FU UCCISO A VIETRI

Delitto di Raffaele Cesaranofissato l'appello per Solimeo

L'uno e il due luglio il dibattimento in corte d'assise d'appello. Il salernitano in primo grado fu condannato a 30 anni

E’ stato fissato per i prossimi 1 e 2 luglio il processo d’Appello nei confronti del 25enne salernitano Angelo Solimeo, condannato a 30 anni di carcere per aver partecipato all’assassinio di Raffaele Cesarano, il giovane di Pompei ammazzato la notte del 10 agosto di due anni fa nel parcheggio antistante la discoteca "La Ciurma" di Vietri sul Mare. La sentenza di primo grado fu emessa dal gup Di Florio al termine di un processo abbreviato.
Il giudice non concesse a Solimeo alcuna attenuante, se non quella prevista dal rito. Il pm Rocco Alfano aveva prospettato per il 25enne 20 anni e 6 mesi.
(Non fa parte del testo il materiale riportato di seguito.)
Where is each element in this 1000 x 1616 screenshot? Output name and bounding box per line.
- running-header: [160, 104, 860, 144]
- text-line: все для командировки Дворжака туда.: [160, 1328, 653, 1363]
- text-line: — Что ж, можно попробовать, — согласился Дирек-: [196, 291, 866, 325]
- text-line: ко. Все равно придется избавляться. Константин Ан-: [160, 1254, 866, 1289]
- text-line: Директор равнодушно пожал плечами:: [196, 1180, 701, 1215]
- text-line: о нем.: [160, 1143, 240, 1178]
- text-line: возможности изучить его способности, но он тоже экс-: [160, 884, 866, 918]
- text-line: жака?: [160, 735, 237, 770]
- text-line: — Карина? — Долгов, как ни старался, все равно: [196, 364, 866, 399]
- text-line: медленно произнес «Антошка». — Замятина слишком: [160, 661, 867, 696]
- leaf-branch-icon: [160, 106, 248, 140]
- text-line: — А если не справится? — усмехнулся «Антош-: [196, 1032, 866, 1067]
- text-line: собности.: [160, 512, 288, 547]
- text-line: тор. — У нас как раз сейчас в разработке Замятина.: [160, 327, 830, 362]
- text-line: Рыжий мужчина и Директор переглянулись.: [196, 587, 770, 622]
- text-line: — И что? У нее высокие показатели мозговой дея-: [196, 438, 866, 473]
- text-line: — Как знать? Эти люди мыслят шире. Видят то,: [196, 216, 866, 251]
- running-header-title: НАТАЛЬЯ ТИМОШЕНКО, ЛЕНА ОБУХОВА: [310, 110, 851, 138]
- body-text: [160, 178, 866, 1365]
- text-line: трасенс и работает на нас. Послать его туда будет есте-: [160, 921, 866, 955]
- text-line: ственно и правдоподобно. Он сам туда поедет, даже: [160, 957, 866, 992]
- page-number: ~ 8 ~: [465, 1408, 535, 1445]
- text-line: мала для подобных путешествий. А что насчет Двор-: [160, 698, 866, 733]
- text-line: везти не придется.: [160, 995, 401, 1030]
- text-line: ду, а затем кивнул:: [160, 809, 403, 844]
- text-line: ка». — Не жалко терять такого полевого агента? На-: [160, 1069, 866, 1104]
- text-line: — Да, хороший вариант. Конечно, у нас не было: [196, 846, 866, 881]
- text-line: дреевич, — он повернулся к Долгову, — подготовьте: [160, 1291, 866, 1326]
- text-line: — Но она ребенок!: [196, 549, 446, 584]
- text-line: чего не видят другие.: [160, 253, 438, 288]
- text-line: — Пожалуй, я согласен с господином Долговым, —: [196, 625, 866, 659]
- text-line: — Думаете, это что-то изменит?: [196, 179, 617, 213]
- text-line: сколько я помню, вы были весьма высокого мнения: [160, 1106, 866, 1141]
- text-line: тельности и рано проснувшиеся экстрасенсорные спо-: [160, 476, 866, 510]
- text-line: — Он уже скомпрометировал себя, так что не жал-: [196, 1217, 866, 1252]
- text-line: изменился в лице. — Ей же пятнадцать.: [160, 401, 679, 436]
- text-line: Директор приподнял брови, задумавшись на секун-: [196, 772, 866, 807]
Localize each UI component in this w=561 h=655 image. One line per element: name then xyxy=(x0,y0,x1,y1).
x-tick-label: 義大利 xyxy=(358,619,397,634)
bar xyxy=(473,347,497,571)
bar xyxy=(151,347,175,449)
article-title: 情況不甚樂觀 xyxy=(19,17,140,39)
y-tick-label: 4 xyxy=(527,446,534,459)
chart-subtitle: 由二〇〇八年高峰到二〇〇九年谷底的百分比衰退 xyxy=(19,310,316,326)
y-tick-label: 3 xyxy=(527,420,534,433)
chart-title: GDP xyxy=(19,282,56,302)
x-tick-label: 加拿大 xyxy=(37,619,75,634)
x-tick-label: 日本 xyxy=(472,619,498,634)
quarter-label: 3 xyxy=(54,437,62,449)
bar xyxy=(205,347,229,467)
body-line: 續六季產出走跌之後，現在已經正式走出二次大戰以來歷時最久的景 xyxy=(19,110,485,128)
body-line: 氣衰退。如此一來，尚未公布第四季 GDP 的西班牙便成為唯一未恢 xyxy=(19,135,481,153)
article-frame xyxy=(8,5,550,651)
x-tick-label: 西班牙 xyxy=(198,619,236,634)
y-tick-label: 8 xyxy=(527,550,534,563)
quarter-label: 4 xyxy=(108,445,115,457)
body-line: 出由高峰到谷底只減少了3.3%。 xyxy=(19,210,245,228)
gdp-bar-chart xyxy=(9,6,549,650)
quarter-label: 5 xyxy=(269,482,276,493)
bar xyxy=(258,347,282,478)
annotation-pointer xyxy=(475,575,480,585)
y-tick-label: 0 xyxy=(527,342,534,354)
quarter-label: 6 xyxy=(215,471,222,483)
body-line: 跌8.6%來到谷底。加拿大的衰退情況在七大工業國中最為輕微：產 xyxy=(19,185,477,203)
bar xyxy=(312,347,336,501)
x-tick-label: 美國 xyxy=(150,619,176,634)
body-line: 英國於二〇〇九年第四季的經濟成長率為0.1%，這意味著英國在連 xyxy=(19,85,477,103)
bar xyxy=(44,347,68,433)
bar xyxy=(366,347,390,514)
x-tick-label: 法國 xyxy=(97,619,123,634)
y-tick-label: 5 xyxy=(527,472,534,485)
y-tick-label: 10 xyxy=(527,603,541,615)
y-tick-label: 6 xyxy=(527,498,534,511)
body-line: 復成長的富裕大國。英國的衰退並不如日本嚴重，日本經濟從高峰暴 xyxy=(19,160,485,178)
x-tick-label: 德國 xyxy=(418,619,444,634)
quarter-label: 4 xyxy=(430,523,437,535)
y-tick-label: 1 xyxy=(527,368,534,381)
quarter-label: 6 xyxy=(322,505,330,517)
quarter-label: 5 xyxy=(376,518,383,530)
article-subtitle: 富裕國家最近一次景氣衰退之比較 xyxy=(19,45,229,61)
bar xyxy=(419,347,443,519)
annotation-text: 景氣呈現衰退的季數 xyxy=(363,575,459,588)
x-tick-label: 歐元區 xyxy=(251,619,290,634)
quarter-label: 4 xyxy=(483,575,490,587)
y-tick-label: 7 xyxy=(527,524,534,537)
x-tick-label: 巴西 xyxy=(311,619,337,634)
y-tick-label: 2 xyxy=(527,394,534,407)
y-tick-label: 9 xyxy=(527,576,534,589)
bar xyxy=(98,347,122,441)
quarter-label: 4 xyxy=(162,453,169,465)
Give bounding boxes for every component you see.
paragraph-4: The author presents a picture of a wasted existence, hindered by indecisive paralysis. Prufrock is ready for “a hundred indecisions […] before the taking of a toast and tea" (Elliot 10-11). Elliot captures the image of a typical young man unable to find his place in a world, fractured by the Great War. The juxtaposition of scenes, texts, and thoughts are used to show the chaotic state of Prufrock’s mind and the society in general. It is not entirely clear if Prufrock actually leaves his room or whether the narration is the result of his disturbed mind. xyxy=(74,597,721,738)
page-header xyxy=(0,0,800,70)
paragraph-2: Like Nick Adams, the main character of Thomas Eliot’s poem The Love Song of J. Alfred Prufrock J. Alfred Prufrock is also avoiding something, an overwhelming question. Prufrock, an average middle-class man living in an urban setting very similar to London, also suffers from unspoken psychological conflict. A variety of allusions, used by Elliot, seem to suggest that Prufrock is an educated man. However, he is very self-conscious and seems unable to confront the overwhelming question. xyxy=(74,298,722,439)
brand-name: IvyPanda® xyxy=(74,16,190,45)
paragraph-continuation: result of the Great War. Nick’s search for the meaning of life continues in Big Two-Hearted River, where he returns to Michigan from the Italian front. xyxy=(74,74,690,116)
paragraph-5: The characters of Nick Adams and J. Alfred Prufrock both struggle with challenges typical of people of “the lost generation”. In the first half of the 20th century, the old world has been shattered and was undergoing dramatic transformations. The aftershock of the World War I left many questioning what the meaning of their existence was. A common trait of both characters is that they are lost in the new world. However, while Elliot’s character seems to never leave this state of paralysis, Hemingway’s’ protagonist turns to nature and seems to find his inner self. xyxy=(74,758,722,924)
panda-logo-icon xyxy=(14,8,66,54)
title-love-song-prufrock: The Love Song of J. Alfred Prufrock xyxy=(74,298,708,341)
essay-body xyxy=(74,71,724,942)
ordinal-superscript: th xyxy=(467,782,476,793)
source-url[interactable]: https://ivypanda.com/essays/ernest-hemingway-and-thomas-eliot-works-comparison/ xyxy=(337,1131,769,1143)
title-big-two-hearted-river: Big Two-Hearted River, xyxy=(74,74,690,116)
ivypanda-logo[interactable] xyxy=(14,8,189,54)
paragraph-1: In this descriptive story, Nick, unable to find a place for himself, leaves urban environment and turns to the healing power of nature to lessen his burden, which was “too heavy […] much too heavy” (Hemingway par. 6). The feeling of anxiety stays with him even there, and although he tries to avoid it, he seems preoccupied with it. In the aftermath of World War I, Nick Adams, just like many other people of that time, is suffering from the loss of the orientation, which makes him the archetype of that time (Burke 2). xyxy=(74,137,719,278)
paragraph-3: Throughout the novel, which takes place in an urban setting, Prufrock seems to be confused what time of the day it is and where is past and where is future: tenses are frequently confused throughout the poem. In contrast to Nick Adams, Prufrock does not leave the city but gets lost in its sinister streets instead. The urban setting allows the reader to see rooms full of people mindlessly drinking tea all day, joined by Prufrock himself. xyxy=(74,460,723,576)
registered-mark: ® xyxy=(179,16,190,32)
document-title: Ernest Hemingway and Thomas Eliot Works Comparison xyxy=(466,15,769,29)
Gli stessi legali dell’imputato - gli avvocati Silverio Sica e Marco Martello - avevano sottolineato l’apporto collaborativo del giovane che aveva svelato agli inquirenti alcuni retroscena del delitto. Il pm titolare dell’inchiesta, dal canto suo, nella sua requisitoria, aveva ripercorso le fasi dell’inchiesta ed i ruoli avuti dai diversi imputati coinvolti nel terribile fatto di sangue. Ed aveva giudicato comunque tardiva ma utile la confessione di Solimeo che aveva riconosciuto le proprie responsabilitá nel delitto e accusato gli altri co-indagati. Il gip condannò Solimeo a 30 anni, spiegando nelle sue motivazioni il perché di quella dura sentenza; tirando in ballo altre 4 persone (giovani che parteciparono alla rissa) ed un buttafuori della discoteca. In poco più di 30 pagine il giudice illustrò le fasi dell’aggressione patita da Cesarano e la successiva uccisione di quest’ultimo. Arrivando ad affermare che c’era una interdipendenza «tra l’aggressione svoltasi nel piazzale antistante la discoteca "La Ciurma"» e il susseguente omicidio del giovane di Pompei. «L’omicidio di Cesarano - scrisse il gup - costituiva infatti uno sviluppo logicamente e normalmente prevedibile rispetto alla massima violenza giá posta in atto attraverso il pestaggio e non era imputabile certamente all’intervento di circostanze eccezionali, atipiche ed imprevedibili, in nessun modo collegate al fatto criminoso iniziale. In questa ottica (...) assumono rilievo l’omogeneitá e la continuitá tra la condotta criminosa posta in essere dal "branco" e sorretta dal dolo e il reato ulteriore (l’omicidio, ndr) effettivamente realizzato da Raffaele Delle Chiaie (imputato in Assise), Angelo Solimeo, Ivan D. G. (ancora davanti ai Minori) e Luigi Orilia (la cui posizione è ancora sub iudice)».